Our Take: There are several reasons why organizations eager to capitalize on the sports betting gold rush have been hesitant to ink the performance-based deals that would provide them with the greatest upside in terms of revenue. Some teams are simply more risk-averse than others. Remember, partnerships with high cost per acquisition (and thus the greatest potential) are likely going to contain lower guarantees.
There are clubs that will eventually take a run at the affiliate business, but they have yet to sign a performance-based pact because they simply aren’t prepared to commit to an operator yet. No one wants to make the wrong decision and negatively affect their fans, and everyone wants to be sure the partner they choose gives them the greatest financial upside (think: some operators are inherently going to get more adoption; challenger brands will have a higher payout).
Concerns surrounding the auditing and tracking of affiliate referrals and a hesitancy to do long-term deals before the legalized sports betting market matures (uncertainty remains about the size of the opportunity and how fast it will be realized) have also prevented teams from taking the leap.

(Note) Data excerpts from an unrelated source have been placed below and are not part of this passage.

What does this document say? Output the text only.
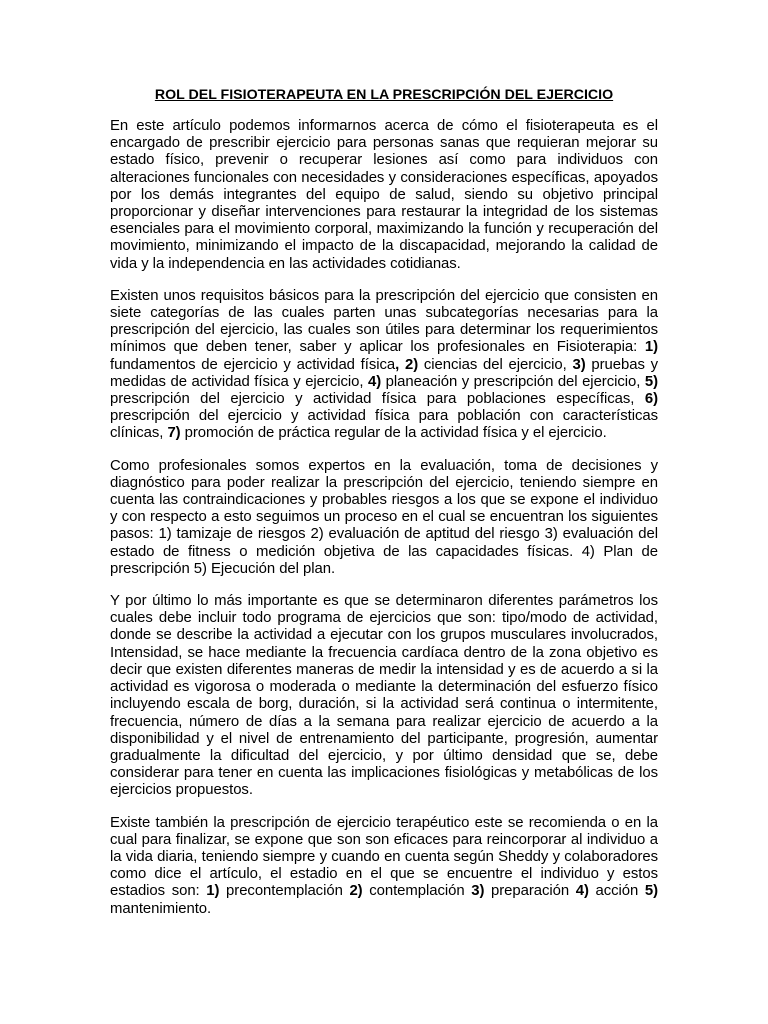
ROL DEL FISIOTERAPEUTA EN LA PRESCRIPCIÓN DEL EJERCICIO

En este artículo podemos informarnos acerca de cómo el fisioterapeuta es el encargado de prescribir ejercicio para personas sanas que requieran mejorar su estado físico, prevenir o recuperar lesiones así como para individuos con alteraciones funcionales con necesidades y consideraciones específicas, apoyados por los demás integrantes del equipo de salud, siendo su objetivo principal proporcionar y diseñar intervenciones para restaurar la integridad de los sistemas esenciales para el movimiento corporal, maximizando la función y recuperación del movimiento, minimizando el impacto de la discapacidad, mejorando la calidad de vida y la independencia en las actividades cotidianas.

Existen unos requisitos básicos para la prescripción del ejercicio que consisten en siete categorías de las cuales parten unas subcategorías necesarias para la prescripción del ejercicio, las cuales son útiles para determinar los requerimientos mínimos que deben tener, saber y aplicar los profesionales en Fisioterapia: 1) fundamentos de ejercicio y actividad física, 2) ciencias del ejercicio, 3) pruebas y medidas de actividad física y ejercicio, 4) planeación y prescripción del ejercicio, 5) prescripción del ejercicio y actividad física para poblaciones específicas, 6) prescripción del ejercicio y actividad física para población con características clínicas, 7) promoción de práctica regular de la actividad física y el ejercicio.

Como profesionales somos expertos en la evaluación, toma de decisiones y diagnóstico para poder realizar la prescripción del ejercicio, teniendo siempre en cuenta las contraindicaciones y probables riesgos a los que se expone el individuo y con respecto a esto seguimos un proceso en el cual se encuentran los siguientes pasos: 1) tamizaje de riesgos 2) evaluación de aptitud del riesgo 3) evaluación del estado de fitness o medición objetiva de las capacidades físicas. 4) Plan de prescripción 5) Ejecución del plan.

Y por último lo más importante es que se determinaron diferentes parámetros los cuales debe incluir todo programa de ejercicios que son: tipo/modo de actividad, donde se describe la actividad a ejecutar con los grupos musculares involucrados, Intensidad, se hace mediante la frecuencia cardíaca dentro de la zona objetivo es decir que existen diferentes maneras de medir la intensidad y es de acuerdo a si la actividad es vigorosa o moderada o mediante la determinación del esfuerzo físico incluyendo escala de borg, duración, si la actividad será continua o intermitente, frecuencia, número de días a la semana para realizar ejercicio de acuerdo a la disponibilidad y el nivel de entrenamiento del participante, progresión, aumentar gradualmente la dificultad del ejercicio, y por último densidad que se, debe considerar para tener en cuenta las implicaciones fisiológicas y metabólicas de los ejercicios propuestos.

Existe también la prescripción de ejercicio terapéutico este se recomienda o en la cual para finalizar, se expone que son son eficaces para reincorporar al individuo a la vida diaria, teniendo siempre y cuando en cuenta según Sheddy y colaboradores como dice el artículo, el estadio en el que se encuentre el individuo y estos estadios son: 1) precontemplación 2) contemplación 3) preparación 4) acción 5) mantenimiento.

There are technical limitations, too. Pro sports teams are not digital marketing experts, and even if they employ personnel who “understand how to drive affiliate traffic, they don’t have the physical tools,” explained Mike Smith, head of advertising for Sportradar US.
That is where Sportradar figures into the equation. Their ad:s platform (think: proprietary technology and consultative approach) will enable teams to “essentially [be able to offer] any digital product that a sportsbook [partner] might want, all coming through the [team] where [they] are able to leverage their fan base and data on top of all of our [behavioral] data and understanding of the sports bettor,” Smith said.

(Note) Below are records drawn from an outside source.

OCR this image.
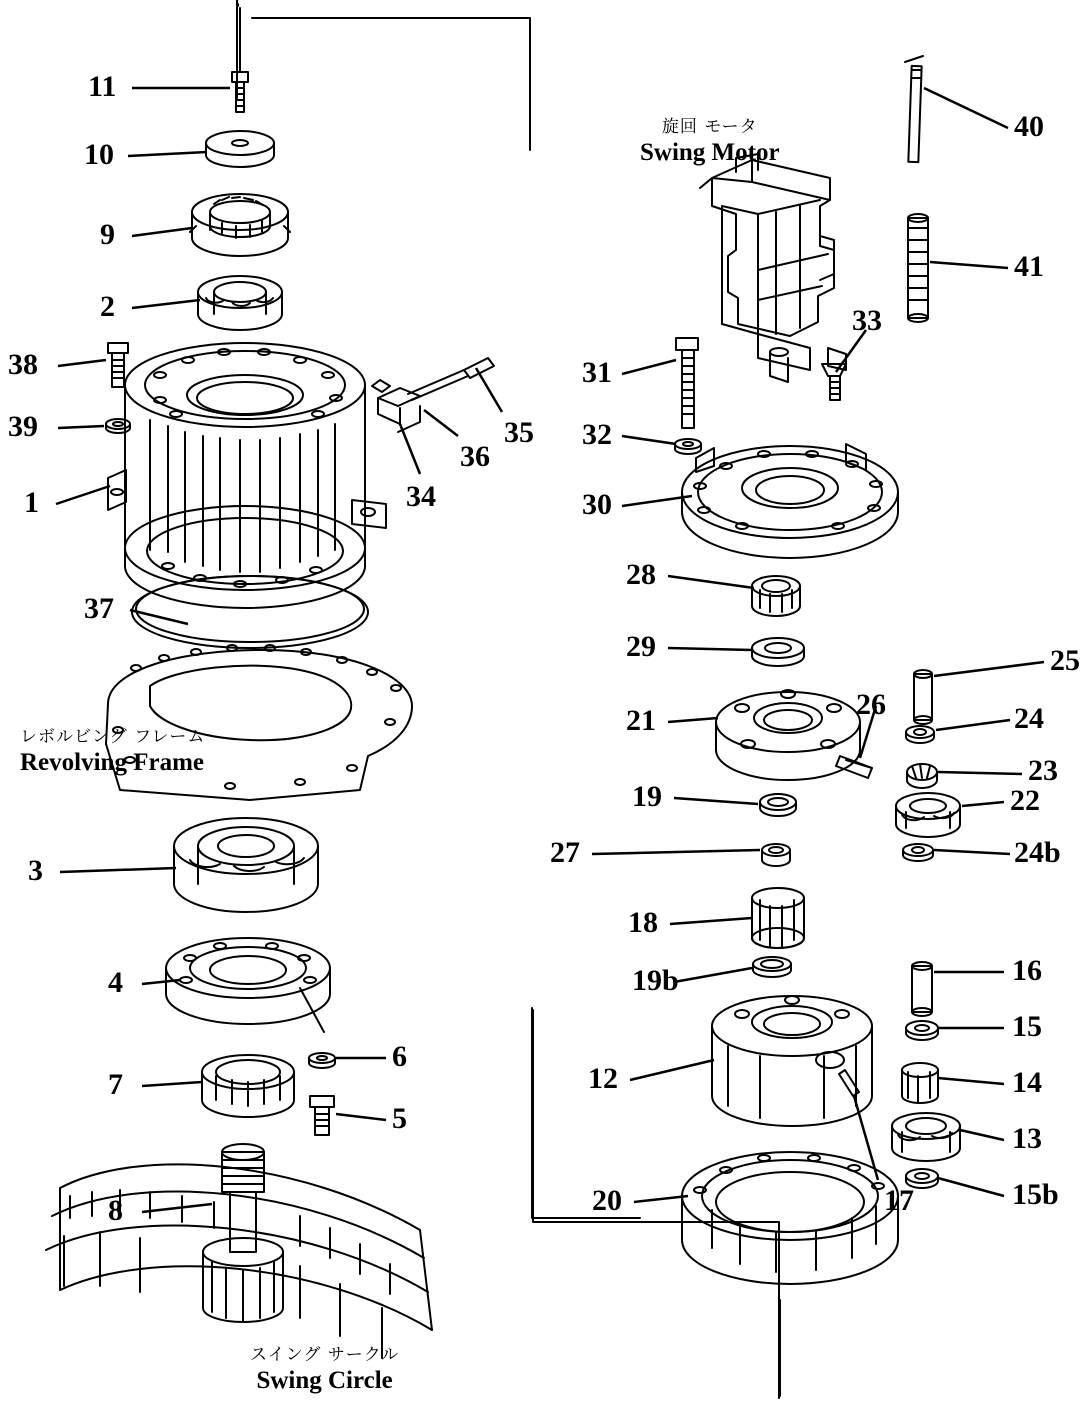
11
10
9
2
38
39
1
37
34
36
35
3
4
7
6
5
8
40
41
33
31
32
30
28
29
21	26
25
24
23
22
24b
19
27
18
19b	16
15
14
13
15b
12
17
20
旋回 モータ
Swing Motor
レボルビング フレーム
Revolving Frame
スイング サークル
Swing Circle
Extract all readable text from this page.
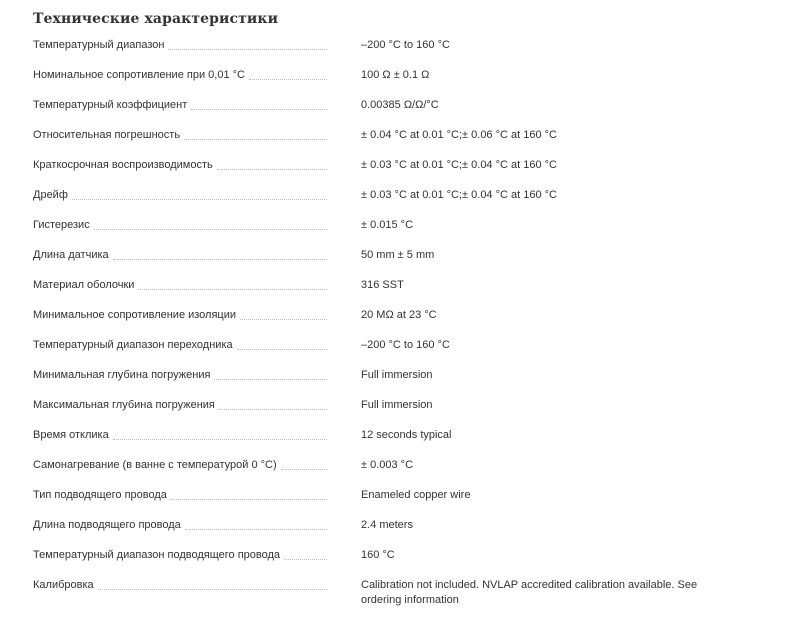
Технические характеристики
Температурный диапазон	–200 °C to 160 °C
Номинальное сопротивление при 0,01 °C	100 Ω ± 0.1 Ω
Температурный коэффициент	0.00385 Ω/Ω/°C
Относительная погрешность	± 0.04 °C at 0.01 °C;± 0.06 °C at 160 °C
Краткосрочная воспроизводимость	± 0.03 °C at 0.01 °C;± 0.04 °C at 160 °C
Дрейф	± 0.03 °C at 0.01 °C;± 0.04 °C at 160 °C
Гистерезис	± 0.015 °C
Длина датчика	50 mm ± 5 mm
Материал оболочки	316 SST
Минимальное сопротивление изоляции	20 MΩ at 23 °C
Температурный диапазон переходника	–200 °C to 160 °C
Минимальная глубина погружения	Full immersion
Максимальная глубина погружения	Full immersion
Время отклика	12 seconds typical
Самонагревание (в ванне с температурой 0 °C)	± 0.003 °C
Тип подводящего провода	Enameled copper wire
Длина подводящего провода	2.4 meters
Температурный диапазон подводящего провода	160 °C
Калибровка	Calibration not included. NVLAP accredited calibration available. See ordering information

On the surface, it would seem as if pro sports teams would be effective sports betting affiliates. “Choice at the bottom of the funnel is swayed by passion,” Smith explained.
With 10-20% of any given sportsbook’s user base likely having originated through an affiliate relationship and operators paying out between $100-$400 per customer, the Sportradar executive said it makes sense for teams to “take a run at that share of wallet.”
There is a lot of money to be made in gambling, iGaming and legalized sports betting from the affiliate side. How much money a team can generate will largely be a product of its chosen partner and how aggressive those companies are in trying to acquire customers (think: promotions). One NFL club executive suggested, “If [the partnerships] are done thoughtfully and strategically, and [organizations] create strong long-term alliances with trusted operators, [teams could realize] seven figures annually or eight figures over the term of the [deal].”
That isn’t going to be the case for every pro sports team, though. “The upside in New York [or Los Angeles] is going to be higher than the upside in [Green Bay] due to market size and the upside for a football team is going to be a lot stronger than the upside for a less popular sport,” Smith said. Of course, the industry as a whole remains in its relative infancy, and as it matures numbers across the board should rise.
It’s important to note that while performance-based affiliate marketing presents a significant commercial opportunity for sports teams, it was the Jets’ and Ravens’ desires to stand out in a competitive sponsorship marketplace that was the catalyst for the Sportradar deals. Smith said, “More than ever, [corporate partners are looking for] predictive analytics, business insights and making sure they can be surgical with their messaging and who they are reaching so they don’t waste dollars [in their partnership deals].”
While ad:s was constructed to serve sports betting partners, there is value in the platform beyond the emerging sector, Smith says. As the exec explains, teams can use the software in both their single-game ticket and merchandise sales efforts. “The assumption is if you really like sports betting, you probably really like sports,” he said.
To be clear, the NFL is not the only league that allows its teams to serve as sportsbook affiliates. In fact, all five of the major U.S. sports leagues permit clubs to collect affiliate revenue (some were vague in terms of limitations). Few organizations are believed to be taking advantage of the opportunity.